Another pimp from a red light area said: “As the business continues to drop, we too have opted for online services. Initially, we were not sure that this would work. But after two weeks of the lockdown, we have had good business.” “The lockdown has given a boom to online prostitution as well as online trafficking. We are keeping a tight vigil on the people associated with relief providers in traffickingprone areas. Post lockdown, a lot of trafficking is expected.

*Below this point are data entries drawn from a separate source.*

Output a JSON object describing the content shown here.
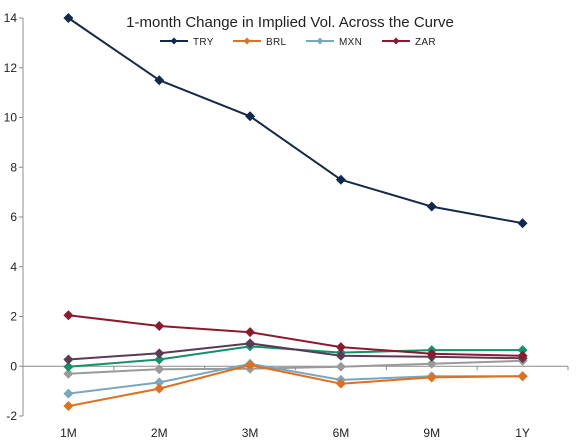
{
  "chart_data": {
    "type": "line",
    "title": "1-month Change in Implied Vol. Across the Curve",
    "xlabel": "",
    "ylabel": "",
    "categories": [
      "1M",
      "2M",
      "3M",
      "6M",
      "9M",
      "1Y"
    ],
    "ylim": [
      -2,
      14
    ],
    "yticks": [
      -2,
      0,
      2,
      4,
      6,
      8,
      10,
      12,
      14
    ],
    "grid": false,
    "legend_position": "top",
    "series": [
      {
        "name": "TRY",
        "color": "#13294b",
        "values": [
          14.0,
          11.5,
          10.05,
          7.5,
          6.42,
          5.75
        ],
        "in_legend": true
      },
      {
        "name": "BRL",
        "color": "#e07020",
        "values": [
          -1.6,
          -0.9,
          0.05,
          -0.7,
          -0.45,
          -0.4
        ],
        "in_legend": true
      },
      {
        "name": "MXN",
        "color": "#7aa6bf",
        "values": [
          -1.1,
          -0.65,
          0.1,
          -0.55,
          -0.4,
          -0.4
        ],
        "in_legend": true
      },
      {
        "name": "ZAR",
        "color": "#8b1a2e",
        "values": [
          2.05,
          1.62,
          1.37,
          0.77,
          0.5,
          0.42
        ],
        "in_legend": true
      },
      {
        "name": "",
        "color": "#5a3a55",
        "values": [
          0.27,
          0.52,
          0.92,
          0.42,
          0.38,
          0.32
        ],
        "in_legend": false
      },
      {
        "name": "",
        "color": "#13916b",
        "values": [
          -0.02,
          0.27,
          0.8,
          0.55,
          0.65,
          0.65
        ],
        "in_legend": false
      },
      {
        "name": "",
        "color": "#9a9a9a",
        "values": [
          -0.3,
          -0.12,
          -0.1,
          -0.02,
          0.1,
          0.22
        ],
        "in_legend": false
      }
    ]
  }
}
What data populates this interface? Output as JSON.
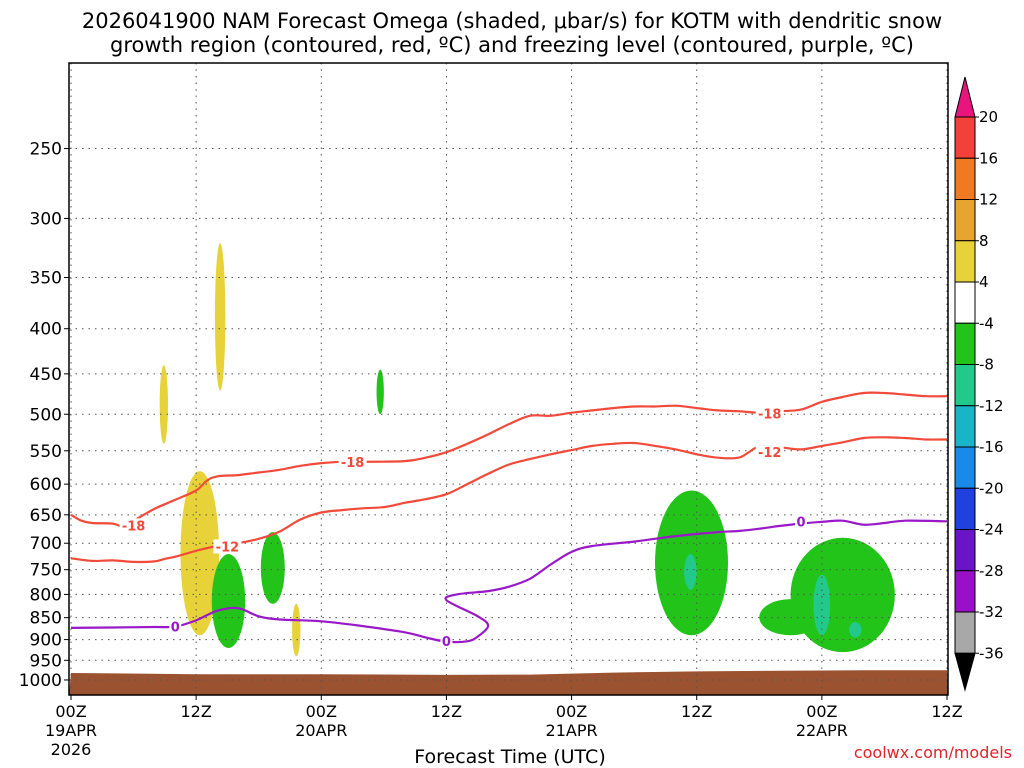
{
  "chart_data": {
    "type": "heatmap",
    "title_line1": "2026041900 NAM Forecast Omega (shaded, μbar/s) for KOTM with dendritic snow",
    "title_line2": "growth region (contoured, red, ºC) and freezing level (contoured, purple, ºC)",
    "xlabel": "Forecast Time (UTC)",
    "ylabel": "",
    "y_axis": {
      "scale": "log-pressure",
      "inverted": true,
      "ticks": [
        250,
        300,
        350,
        400,
        450,
        500,
        550,
        600,
        650,
        700,
        750,
        800,
        850,
        900,
        950,
        1000
      ]
    },
    "x_axis": {
      "range_hours": [
        0,
        84
      ],
      "ticks": [
        {
          "hour": 0,
          "label": "00Z",
          "sub1": "19APR",
          "sub2": "2026"
        },
        {
          "hour": 12,
          "label": "12Z",
          "sub1": "",
          "sub2": ""
        },
        {
          "hour": 24,
          "label": "00Z",
          "sub1": "20APR",
          "sub2": ""
        },
        {
          "hour": 36,
          "label": "12Z",
          "sub1": "",
          "sub2": ""
        },
        {
          "hour": 48,
          "label": "00Z",
          "sub1": "21APR",
          "sub2": ""
        },
        {
          "hour": 60,
          "label": "12Z",
          "sub1": "",
          "sub2": ""
        },
        {
          "hour": 72,
          "label": "00Z",
          "sub1": "22APR",
          "sub2": ""
        },
        {
          "hour": 84,
          "label": "12Z",
          "sub1": "",
          "sub2": ""
        }
      ]
    },
    "grid": true,
    "colorbar": {
      "levels": [
        20,
        16,
        12,
        8,
        4,
        -4,
        -8,
        -12,
        -16,
        -20,
        -24,
        -28,
        -32,
        -36
      ],
      "colors": [
        "#e8157f",
        "#f2413a",
        "#f07a22",
        "#e8a430",
        "#e8d23a",
        "#ffffff",
        "#22c41a",
        "#22c98a",
        "#1ab4c8",
        "#1a8ae8",
        "#2040e0",
        "#6a14c8",
        "#9a10c8",
        "#a8a8a8",
        "#000000"
      ]
    },
    "contours": [
      {
        "name": "-18",
        "color": "#f24a3a",
        "points": [
          [
            0,
            650
          ],
          [
            1,
            660
          ],
          [
            2,
            664
          ],
          [
            4,
            665
          ],
          [
            5,
            670
          ],
          [
            6,
            660
          ],
          [
            8,
            640
          ],
          [
            10,
            625
          ],
          [
            12,
            610
          ],
          [
            13,
            595
          ],
          [
            14,
            588
          ],
          [
            16,
            586
          ],
          [
            18,
            582
          ],
          [
            20,
            578
          ],
          [
            22,
            572
          ],
          [
            24,
            568
          ],
          [
            26,
            566
          ],
          [
            28,
            566
          ],
          [
            32,
            565
          ],
          [
            34,
            560
          ],
          [
            36,
            552
          ],
          [
            38,
            540
          ],
          [
            40,
            527
          ],
          [
            42,
            513
          ],
          [
            44,
            502
          ],
          [
            46,
            502
          ],
          [
            48,
            498
          ],
          [
            50,
            495
          ],
          [
            52,
            492
          ],
          [
            54,
            490
          ],
          [
            56,
            490
          ],
          [
            58,
            489
          ],
          [
            60,
            492
          ],
          [
            62,
            495
          ],
          [
            64,
            496
          ],
          [
            66,
            498
          ],
          [
            68,
            496
          ],
          [
            70,
            494
          ],
          [
            72,
            484
          ],
          [
            74,
            478
          ],
          [
            76,
            473
          ],
          [
            78,
            473
          ],
          [
            80,
            475
          ],
          [
            82,
            477
          ],
          [
            84,
            477
          ]
        ],
        "labels": [
          [
            6,
            668
          ],
          [
            27,
            566
          ],
          [
            67,
            499
          ]
        ]
      },
      {
        "name": "-12",
        "color": "#f24a3a",
        "points": [
          [
            0,
            728
          ],
          [
            2,
            733
          ],
          [
            4,
            732
          ],
          [
            6,
            735
          ],
          [
            8,
            734
          ],
          [
            9,
            729
          ],
          [
            10,
            725
          ],
          [
            12,
            714
          ],
          [
            14,
            705
          ],
          [
            16,
            700
          ],
          [
            18,
            692
          ],
          [
            20,
            679
          ],
          [
            22,
            658
          ],
          [
            24,
            646
          ],
          [
            26,
            642
          ],
          [
            28,
            639
          ],
          [
            30,
            637
          ],
          [
            32,
            630
          ],
          [
            34,
            624
          ],
          [
            36,
            616
          ],
          [
            38,
            600
          ],
          [
            40,
            584
          ],
          [
            42,
            570
          ],
          [
            44,
            562
          ],
          [
            46,
            555
          ],
          [
            48,
            549
          ],
          [
            50,
            543
          ],
          [
            52,
            540
          ],
          [
            54,
            539
          ],
          [
            56,
            543
          ],
          [
            58,
            548
          ],
          [
            60,
            555
          ],
          [
            62,
            560
          ],
          [
            64,
            560
          ],
          [
            65,
            552
          ],
          [
            66,
            544
          ],
          [
            68,
            545
          ],
          [
            70,
            548
          ],
          [
            72,
            543
          ],
          [
            74,
            538
          ],
          [
            76,
            532
          ],
          [
            78,
            531
          ],
          [
            80,
            532
          ],
          [
            82,
            534
          ],
          [
            84,
            534
          ]
        ],
        "labels": [
          [
            15,
            706
          ],
          [
            67,
            552
          ]
        ]
      },
      {
        "name": "0",
        "color": "#9a18c8",
        "points": [
          [
            0,
            873
          ],
          [
            4,
            872
          ],
          [
            8,
            871
          ],
          [
            10,
            870
          ],
          [
            12,
            856
          ],
          [
            14,
            835
          ],
          [
            16,
            829
          ],
          [
            18,
            847
          ],
          [
            20,
            854
          ],
          [
            24,
            858
          ],
          [
            28,
            869
          ],
          [
            32,
            883
          ],
          [
            34,
            895
          ],
          [
            36,
            905
          ],
          [
            38,
            904
          ],
          [
            39,
            893
          ],
          [
            40,
            868
          ],
          [
            39,
            847
          ],
          [
            36,
            812
          ],
          [
            37,
            800
          ],
          [
            40,
            793
          ],
          [
            42,
            784
          ],
          [
            44,
            768
          ],
          [
            46,
            740
          ],
          [
            48,
            716
          ],
          [
            50,
            705
          ],
          [
            54,
            697
          ],
          [
            58,
            687
          ],
          [
            62,
            680
          ],
          [
            64,
            678
          ],
          [
            66,
            674
          ],
          [
            68,
            669
          ],
          [
            70,
            665
          ],
          [
            72,
            662
          ],
          [
            74,
            660
          ],
          [
            76,
            667
          ],
          [
            78,
            664
          ],
          [
            80,
            660
          ],
          [
            84,
            661
          ]
        ],
        "labels": [
          [
            10,
            870
          ],
          [
            36,
            903
          ],
          [
            70,
            661
          ]
        ]
      }
    ],
    "shaded_regions": [
      {
        "value": 4,
        "color": "#e8d23a",
        "h": [
          13.8,
          14.8
        ],
        "p": [
          320,
          470
        ]
      },
      {
        "value": 4,
        "color": "#e8d23a",
        "h": [
          8.5,
          9.3
        ],
        "p": [
          440,
          540
        ]
      },
      {
        "value": 4,
        "color": "#e8d23a",
        "h": [
          10.5,
          14.2
        ],
        "p": [
          580,
          890
        ]
      },
      {
        "value": 4,
        "color": "#e8d23a",
        "h": [
          21.2,
          22.0
        ],
        "p": [
          820,
          940
        ]
      },
      {
        "value": -4,
        "color": "#22c41a",
        "h": [
          29.3,
          30.0
        ],
        "p": [
          445,
          500
        ]
      },
      {
        "value": -4,
        "color": "#22c41a",
        "h": [
          13.5,
          16.7
        ],
        "p": [
          720,
          920
        ]
      },
      {
        "value": -4,
        "color": "#22c41a",
        "h": [
          18.2,
          20.5
        ],
        "p": [
          680,
          820
        ]
      },
      {
        "value": -4,
        "color": "#22c41a",
        "h": [
          56.0,
          63.0
        ],
        "p": [
          610,
          890
        ]
      },
      {
        "value": -4,
        "color": "#22c41a",
        "h": [
          66.0,
          72.0
        ],
        "p": [
          810,
          890
        ]
      },
      {
        "value": -4,
        "color": "#22c41a",
        "h": [
          69.0,
          79.0
        ],
        "p": [
          690,
          930
        ]
      },
      {
        "value": -8,
        "color": "#22c98a",
        "h": [
          58.8,
          60.0
        ],
        "p": [
          720,
          790
        ]
      },
      {
        "value": -8,
        "color": "#22c98a",
        "h": [
          71.2,
          72.8
        ],
        "p": [
          760,
          890
        ]
      },
      {
        "value": -8,
        "color": "#22c98a",
        "h": [
          74.6,
          75.8
        ],
        "p": [
          860,
          895
        ]
      }
    ],
    "terrain": {
      "color": "#9b5230",
      "surface_p": [
        [
          0,
          982
        ],
        [
          12,
          985
        ],
        [
          24,
          985
        ],
        [
          36,
          987
        ],
        [
          44,
          986
        ],
        [
          52,
          981
        ],
        [
          60,
          978
        ],
        [
          68,
          976
        ],
        [
          76,
          975
        ],
        [
          84,
          975
        ]
      ]
    }
  },
  "credit": "coolwx.com/models"
}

Meanwhile, traffickers are identifying targets as well as pimps in Delhi-NCR,” said Rishi Kant, co-founder of Shakti Vahini, an anti-trafficking NGO.
GLOBAL STUDY
In a recently completed study titled, ‘Modelling the Effect of Continued Closure of Red-Light Areas on COVID-19 Transmission in India’, academicians from Yale School of Medicine and Harvard Medical School found Indians are at a much lower risk of getting the virus if red light areas are kept closed after the lockdown, until an effective treatment or vaccine is developed. The findings of the research conducted by Yale School of Medicine have been shared with the Centre and various state governments along with a recommendation to continue closure of red light areas beyond full nation-wide reopening.